The movie is about a writer, his wife, and some assorted others who head out to the menacingly named Voodoo Island, where they run into a mad doctor who has been transforming the locals into bug-eyed, oatmeal-faced zombies under the auspices of trying to cure some disease. Many scenes of white people staring into the jungle while ominous voodoo drums play ensue, until zombie hell breaks out in the final minutes (an assault on the science lab which is vaguely reminiscent of the final assault in Lucio Fulci's Zombie, only much less intense and interesting).

I Eat Your Skin is most often described as being boring, even though it's a short film. And while it's no thrill-ride, I found that I quite liked the movie, certainly more than I'd been lead to expect I would.

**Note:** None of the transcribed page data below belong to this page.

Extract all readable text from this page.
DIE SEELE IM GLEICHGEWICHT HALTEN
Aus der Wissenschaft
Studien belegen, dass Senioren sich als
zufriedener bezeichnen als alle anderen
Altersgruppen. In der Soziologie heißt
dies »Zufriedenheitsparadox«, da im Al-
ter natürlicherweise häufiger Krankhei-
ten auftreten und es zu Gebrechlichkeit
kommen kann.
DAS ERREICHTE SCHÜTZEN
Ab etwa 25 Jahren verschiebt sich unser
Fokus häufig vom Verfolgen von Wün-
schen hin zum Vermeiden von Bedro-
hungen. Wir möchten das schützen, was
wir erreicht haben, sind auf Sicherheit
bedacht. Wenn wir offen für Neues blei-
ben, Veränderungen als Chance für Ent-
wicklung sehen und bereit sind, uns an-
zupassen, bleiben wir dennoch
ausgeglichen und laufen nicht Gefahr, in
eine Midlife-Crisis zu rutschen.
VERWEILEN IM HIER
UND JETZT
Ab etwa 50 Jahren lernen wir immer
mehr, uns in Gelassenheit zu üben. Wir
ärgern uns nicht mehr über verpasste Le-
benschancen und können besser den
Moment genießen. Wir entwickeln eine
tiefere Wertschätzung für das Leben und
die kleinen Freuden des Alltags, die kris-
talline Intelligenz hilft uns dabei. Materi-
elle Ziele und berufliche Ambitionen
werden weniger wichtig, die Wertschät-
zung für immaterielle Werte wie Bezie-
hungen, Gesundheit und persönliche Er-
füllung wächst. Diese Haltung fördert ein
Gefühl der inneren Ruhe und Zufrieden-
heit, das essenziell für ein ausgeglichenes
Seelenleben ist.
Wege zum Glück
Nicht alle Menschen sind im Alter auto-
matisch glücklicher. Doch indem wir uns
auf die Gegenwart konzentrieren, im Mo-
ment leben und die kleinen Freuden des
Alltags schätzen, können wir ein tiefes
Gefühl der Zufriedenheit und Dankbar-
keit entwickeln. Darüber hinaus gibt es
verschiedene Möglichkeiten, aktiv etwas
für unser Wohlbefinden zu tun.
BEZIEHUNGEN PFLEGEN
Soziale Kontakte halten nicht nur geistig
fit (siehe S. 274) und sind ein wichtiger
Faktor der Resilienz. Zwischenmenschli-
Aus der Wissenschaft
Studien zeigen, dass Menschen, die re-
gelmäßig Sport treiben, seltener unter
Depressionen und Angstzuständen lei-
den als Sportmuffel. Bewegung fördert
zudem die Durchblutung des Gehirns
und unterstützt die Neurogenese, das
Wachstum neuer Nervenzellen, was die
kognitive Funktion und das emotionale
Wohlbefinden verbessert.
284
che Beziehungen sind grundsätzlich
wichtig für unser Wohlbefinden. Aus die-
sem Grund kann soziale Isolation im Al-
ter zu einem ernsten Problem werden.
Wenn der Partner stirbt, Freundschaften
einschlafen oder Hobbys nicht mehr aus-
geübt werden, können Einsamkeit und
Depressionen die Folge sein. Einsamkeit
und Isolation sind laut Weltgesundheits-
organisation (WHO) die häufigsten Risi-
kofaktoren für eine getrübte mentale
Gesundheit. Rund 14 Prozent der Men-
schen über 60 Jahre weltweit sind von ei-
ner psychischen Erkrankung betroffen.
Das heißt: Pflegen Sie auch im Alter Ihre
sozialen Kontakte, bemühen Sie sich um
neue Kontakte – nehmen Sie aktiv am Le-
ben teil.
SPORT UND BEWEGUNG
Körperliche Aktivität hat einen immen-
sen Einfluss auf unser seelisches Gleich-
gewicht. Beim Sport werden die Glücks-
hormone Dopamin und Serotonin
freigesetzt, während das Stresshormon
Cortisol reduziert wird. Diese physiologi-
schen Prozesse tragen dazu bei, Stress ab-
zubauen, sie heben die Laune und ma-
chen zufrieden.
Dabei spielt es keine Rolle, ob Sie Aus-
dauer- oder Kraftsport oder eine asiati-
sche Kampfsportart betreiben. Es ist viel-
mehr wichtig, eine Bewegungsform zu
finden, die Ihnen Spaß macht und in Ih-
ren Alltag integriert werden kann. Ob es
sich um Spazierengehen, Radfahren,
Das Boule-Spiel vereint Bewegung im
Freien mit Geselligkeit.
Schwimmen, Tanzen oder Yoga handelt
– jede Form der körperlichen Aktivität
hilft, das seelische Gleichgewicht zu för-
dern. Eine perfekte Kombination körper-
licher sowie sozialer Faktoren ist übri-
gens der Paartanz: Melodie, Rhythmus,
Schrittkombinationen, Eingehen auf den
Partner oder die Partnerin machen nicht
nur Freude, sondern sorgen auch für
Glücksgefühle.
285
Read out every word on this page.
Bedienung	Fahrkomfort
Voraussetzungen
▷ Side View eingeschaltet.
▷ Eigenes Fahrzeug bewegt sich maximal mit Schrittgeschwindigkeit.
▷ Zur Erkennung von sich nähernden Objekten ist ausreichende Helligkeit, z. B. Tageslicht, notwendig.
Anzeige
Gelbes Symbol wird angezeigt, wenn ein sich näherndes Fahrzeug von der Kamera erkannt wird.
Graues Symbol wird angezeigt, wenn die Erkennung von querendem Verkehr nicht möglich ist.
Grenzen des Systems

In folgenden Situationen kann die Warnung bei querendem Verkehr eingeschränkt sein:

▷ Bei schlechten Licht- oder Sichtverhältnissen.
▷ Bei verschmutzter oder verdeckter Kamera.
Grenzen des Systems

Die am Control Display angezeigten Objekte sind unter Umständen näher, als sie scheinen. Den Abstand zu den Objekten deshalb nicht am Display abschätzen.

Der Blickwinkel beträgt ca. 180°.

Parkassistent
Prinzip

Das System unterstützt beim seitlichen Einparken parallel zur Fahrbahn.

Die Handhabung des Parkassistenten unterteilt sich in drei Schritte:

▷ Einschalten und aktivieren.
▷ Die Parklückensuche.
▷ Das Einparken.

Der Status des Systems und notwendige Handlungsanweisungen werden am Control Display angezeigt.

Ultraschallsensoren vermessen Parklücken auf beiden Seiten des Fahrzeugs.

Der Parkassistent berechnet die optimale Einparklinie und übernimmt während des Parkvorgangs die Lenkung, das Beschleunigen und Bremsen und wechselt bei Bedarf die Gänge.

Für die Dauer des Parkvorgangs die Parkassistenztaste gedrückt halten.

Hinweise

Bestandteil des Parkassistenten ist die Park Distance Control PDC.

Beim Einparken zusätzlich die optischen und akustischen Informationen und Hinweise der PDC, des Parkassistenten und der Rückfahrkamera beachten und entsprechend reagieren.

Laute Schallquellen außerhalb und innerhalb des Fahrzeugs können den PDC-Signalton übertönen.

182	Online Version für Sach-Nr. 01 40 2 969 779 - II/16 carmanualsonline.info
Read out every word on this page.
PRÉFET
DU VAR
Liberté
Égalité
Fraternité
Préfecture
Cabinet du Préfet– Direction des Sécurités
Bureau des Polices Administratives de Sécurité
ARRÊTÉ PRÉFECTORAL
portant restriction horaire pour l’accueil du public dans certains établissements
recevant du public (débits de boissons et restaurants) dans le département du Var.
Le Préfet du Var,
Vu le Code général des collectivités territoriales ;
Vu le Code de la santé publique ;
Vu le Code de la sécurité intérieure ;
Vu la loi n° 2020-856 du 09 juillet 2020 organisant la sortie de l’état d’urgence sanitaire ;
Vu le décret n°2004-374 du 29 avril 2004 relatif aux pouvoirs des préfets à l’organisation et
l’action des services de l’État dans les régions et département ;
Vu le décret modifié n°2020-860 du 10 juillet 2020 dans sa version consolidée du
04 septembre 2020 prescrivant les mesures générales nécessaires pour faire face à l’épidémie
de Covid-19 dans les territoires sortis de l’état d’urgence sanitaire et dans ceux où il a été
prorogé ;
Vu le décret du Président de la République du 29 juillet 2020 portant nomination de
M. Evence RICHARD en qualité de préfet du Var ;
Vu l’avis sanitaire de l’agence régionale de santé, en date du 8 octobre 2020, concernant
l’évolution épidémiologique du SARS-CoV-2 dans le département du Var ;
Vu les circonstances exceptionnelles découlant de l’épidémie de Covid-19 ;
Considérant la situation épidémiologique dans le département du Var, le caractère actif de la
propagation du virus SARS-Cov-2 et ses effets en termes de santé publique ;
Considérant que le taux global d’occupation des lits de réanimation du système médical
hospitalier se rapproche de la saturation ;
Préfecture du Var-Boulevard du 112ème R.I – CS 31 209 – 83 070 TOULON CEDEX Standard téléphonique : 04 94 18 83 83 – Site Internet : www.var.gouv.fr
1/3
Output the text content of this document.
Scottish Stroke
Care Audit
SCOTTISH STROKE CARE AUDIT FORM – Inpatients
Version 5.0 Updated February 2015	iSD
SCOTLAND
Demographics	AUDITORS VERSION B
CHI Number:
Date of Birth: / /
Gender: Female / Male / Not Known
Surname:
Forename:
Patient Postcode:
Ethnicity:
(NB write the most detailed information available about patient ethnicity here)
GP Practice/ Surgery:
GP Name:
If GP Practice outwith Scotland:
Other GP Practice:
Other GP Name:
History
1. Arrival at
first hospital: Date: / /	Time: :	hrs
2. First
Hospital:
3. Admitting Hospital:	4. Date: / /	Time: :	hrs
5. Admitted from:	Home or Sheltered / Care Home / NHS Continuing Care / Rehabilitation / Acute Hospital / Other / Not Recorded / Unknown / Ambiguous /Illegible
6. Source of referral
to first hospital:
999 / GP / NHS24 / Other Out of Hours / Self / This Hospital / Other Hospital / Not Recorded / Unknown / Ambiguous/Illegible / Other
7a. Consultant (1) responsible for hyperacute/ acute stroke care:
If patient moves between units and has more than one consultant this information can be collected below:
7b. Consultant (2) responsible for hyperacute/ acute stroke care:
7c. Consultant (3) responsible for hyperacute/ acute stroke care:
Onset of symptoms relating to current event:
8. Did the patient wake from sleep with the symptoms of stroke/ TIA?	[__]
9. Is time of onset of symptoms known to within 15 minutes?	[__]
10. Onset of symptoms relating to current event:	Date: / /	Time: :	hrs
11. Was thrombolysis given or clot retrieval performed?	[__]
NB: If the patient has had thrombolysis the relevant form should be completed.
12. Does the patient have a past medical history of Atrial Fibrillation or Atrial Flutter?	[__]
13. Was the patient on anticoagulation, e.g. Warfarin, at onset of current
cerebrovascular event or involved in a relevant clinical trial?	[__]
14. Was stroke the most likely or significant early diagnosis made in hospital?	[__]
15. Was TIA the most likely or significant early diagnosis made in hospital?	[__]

It's well-acted even if the characters are broad, and there is a lot of energy even if very little is happening. Plus, it has a swinging score. The zombie make-up is pretty bad, but there has certainly been worse, and this is another film cut from the pre-Romero "zombies are enslaved locals" cloth pioneered by White Zombie. It's certainly no White Zombie in terms of quality or inventiveness, but even without being a classic, I Eat Your Skin entertained me.